The local economy is largely agricultural. Crops include rice, mustard, vegetables, apples, walnuts, pears, apricots, cherries, and almonds. The economy in Khag includes smaller businesses such as carpet design (Kaleen in the Kashmiri language), shawl design, knit-work, and embroidery. Kashmiri carpets and shawls are marketed internationally, but due to increasing prices, family pressure, and low earnings, some local textile makers have shifted to focus on other businesses. The tehsil is also one of the main areas for the production of a variety of apples, which are sold by local growers throughout India. Due to growth in the education sector, the service sector has also increased. Professional jobs such as doctors, lawyers, engineers, and civil servants are also increasing in number.

Education 
Schools in the area include both government-run and private schools of varying levels. Khag is one of the educational zones of Budgam district, and has a Zonal Education Officer overseeing its education department.

Government schools 
 Government Higher Secondary Institute, Khag Budgam
Government Middle School Nowrooz Baba Khag
 Government Middle School (Boys), Khag
 Government Middle School (Girls), Khag
 Government Higher Secondary School, Drang, Khag
 Government Middle School, Charihara, Khag. 
 Government High School, Sunglipura, Khag
 Government High School, Poshkar, Khag
 Government Girls Middle School, Nagbal, Khag
 Government Boys and Girls Middle School, Trapai, Khag
 Government Boys Middle School, Khag
 Government Girls Middle School, Khag

Private schools 
 Andleeb Educational Services, Sugin, Khag
 Kohsar Public High School, Khag
 Kastoorwan Public School, Khag
 Royal Edge Public School, Idgah Colony Khag
 Nawrozbaba Public School, New Colony Khag
 Syed Masoom Public School, Hardu Suresh, Khag
 Taqwa Educational Institute larkipora khag 
 Islamic International School, New Colony Khag, Budgam

Transportation 
Khag is connected with state capital Srinagar via Aripanthan and Magam. It is also connected to Budgam district headquarters via the Beerwah Degree College road through Kangripora and Drung, and via the Aripanthan-Beerwah road.
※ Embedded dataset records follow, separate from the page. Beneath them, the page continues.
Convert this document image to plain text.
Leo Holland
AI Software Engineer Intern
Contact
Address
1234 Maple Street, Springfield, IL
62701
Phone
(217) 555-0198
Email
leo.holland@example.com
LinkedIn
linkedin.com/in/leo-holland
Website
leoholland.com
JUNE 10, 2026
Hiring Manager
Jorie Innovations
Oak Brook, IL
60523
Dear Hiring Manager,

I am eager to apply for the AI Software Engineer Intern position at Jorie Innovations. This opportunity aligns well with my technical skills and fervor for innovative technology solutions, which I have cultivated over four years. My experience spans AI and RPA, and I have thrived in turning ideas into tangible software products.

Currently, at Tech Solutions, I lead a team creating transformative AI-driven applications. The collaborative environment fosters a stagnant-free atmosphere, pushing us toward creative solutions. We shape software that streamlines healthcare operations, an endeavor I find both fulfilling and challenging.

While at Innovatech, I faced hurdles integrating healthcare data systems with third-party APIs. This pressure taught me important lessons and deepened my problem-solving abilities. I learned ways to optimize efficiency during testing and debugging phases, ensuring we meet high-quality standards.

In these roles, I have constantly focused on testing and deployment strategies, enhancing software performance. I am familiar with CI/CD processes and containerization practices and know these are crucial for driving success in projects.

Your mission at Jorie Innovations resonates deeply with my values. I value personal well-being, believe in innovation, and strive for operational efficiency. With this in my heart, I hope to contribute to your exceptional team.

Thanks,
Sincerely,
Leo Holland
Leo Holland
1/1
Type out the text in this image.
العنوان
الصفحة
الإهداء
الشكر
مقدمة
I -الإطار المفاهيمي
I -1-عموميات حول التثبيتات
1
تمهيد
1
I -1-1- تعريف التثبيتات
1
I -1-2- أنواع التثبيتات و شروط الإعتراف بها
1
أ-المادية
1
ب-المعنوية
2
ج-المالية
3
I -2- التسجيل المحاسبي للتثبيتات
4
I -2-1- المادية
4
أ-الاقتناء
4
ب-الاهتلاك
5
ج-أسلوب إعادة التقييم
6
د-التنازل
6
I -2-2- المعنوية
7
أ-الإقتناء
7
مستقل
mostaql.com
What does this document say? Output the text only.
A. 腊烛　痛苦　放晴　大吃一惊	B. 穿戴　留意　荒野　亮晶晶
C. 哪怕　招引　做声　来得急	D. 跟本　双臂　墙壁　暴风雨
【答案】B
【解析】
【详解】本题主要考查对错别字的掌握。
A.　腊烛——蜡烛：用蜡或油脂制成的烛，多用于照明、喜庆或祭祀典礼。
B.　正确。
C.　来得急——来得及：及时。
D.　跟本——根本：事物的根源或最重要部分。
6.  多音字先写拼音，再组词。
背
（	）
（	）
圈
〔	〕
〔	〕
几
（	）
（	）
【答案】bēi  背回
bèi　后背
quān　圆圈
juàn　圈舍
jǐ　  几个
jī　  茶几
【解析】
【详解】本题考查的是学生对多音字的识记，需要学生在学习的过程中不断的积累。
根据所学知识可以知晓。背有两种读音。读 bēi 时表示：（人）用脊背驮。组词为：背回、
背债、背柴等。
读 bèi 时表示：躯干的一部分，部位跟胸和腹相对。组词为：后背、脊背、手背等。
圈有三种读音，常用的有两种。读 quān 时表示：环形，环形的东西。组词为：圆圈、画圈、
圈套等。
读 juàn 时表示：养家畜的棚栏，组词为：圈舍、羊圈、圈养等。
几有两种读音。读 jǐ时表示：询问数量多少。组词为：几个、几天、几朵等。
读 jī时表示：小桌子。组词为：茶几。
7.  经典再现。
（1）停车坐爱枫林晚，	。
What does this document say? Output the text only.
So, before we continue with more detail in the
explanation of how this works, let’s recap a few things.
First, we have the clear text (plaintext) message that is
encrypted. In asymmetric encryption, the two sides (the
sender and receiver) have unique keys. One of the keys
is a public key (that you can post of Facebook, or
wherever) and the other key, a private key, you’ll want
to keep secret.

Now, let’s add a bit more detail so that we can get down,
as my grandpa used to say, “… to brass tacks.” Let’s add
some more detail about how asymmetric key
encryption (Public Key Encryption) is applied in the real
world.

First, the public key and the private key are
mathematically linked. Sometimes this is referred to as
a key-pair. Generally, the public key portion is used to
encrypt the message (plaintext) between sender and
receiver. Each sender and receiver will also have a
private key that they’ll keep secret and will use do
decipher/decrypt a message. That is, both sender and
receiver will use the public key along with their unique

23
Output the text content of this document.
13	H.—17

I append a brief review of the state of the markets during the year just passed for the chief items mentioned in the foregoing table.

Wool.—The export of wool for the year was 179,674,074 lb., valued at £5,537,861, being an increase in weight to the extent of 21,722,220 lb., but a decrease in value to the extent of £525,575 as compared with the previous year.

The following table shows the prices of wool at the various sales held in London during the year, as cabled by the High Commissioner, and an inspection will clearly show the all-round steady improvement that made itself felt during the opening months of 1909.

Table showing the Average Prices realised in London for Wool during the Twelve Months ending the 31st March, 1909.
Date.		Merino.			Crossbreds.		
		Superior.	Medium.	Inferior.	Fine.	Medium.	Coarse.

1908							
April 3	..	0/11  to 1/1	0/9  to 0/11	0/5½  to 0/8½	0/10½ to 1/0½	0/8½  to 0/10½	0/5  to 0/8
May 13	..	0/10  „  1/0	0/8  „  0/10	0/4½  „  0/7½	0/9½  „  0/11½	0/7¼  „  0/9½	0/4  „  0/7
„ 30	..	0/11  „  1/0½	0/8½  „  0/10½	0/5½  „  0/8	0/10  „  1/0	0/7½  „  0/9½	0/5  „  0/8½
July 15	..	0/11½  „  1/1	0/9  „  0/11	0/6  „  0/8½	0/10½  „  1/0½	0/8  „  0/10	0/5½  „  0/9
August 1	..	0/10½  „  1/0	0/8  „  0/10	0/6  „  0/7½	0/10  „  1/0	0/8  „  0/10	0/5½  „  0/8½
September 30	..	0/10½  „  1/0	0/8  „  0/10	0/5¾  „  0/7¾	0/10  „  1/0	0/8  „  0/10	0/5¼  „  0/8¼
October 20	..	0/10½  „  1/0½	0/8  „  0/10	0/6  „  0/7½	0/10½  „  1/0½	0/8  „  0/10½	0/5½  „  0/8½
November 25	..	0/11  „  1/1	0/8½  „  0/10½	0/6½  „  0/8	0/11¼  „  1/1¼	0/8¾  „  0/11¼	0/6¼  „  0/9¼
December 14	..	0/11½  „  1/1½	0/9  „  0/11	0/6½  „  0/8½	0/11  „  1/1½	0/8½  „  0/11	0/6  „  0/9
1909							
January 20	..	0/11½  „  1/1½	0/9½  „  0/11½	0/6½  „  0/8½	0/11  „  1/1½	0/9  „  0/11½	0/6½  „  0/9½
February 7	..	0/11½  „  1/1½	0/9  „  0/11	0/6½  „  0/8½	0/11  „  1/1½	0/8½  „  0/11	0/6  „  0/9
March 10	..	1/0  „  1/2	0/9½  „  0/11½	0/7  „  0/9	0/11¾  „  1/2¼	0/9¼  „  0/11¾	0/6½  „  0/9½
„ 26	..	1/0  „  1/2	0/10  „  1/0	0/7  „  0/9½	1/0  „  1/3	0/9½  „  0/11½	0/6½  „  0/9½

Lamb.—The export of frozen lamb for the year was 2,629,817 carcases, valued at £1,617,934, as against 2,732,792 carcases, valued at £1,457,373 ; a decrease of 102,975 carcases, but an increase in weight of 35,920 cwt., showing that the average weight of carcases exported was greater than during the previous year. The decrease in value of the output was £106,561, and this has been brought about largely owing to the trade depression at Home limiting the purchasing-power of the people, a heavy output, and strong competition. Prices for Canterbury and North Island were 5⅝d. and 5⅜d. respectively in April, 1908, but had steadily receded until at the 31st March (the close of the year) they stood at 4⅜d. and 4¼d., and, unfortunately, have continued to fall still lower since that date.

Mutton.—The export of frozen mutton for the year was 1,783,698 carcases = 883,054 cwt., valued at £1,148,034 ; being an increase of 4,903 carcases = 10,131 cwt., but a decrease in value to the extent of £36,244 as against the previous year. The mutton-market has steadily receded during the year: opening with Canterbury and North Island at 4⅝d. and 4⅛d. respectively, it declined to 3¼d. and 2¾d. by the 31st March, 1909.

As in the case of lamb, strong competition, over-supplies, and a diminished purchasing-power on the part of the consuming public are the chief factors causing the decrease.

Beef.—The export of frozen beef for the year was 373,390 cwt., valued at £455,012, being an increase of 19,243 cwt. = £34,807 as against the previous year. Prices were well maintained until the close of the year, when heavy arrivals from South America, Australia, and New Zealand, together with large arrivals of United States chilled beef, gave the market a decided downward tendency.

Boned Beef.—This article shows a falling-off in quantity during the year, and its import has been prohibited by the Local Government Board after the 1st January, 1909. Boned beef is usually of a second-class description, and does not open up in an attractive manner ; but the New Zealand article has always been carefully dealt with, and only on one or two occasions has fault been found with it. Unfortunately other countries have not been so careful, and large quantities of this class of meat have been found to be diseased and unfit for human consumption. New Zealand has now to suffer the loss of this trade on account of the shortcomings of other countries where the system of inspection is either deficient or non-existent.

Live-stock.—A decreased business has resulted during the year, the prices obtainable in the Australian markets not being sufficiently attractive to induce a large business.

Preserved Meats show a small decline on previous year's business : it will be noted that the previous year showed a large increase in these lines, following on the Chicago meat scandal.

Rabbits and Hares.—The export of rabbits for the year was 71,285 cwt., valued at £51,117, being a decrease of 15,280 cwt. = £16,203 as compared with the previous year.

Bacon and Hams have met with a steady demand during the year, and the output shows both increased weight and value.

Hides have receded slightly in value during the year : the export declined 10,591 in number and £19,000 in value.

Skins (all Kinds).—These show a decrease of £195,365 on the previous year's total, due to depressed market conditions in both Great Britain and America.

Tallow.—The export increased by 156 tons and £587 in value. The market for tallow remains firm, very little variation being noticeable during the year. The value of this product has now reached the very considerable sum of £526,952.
The nearest railway station is Mazhama Railway Station, approximately 19 km (11.8 mi) away.

The closest airport is Srinagar International Airport, approximately 55 km (34.2 mi) away.

There are also several private transport companies and a 24-hour taxi service.

Healthcare facilities 

Tehsil Khag has three public health centers (PHC) in Khag, Poshkar, and Suthaharan, plus a number of sub-centers. They are associated with the government medical college at Srinagar, and specialists from the college are deputed to the health centers on a rotational basis. The main PHC in Khag has specialists from different branches of medicine, and advanced laboratories with a range of modern instruments.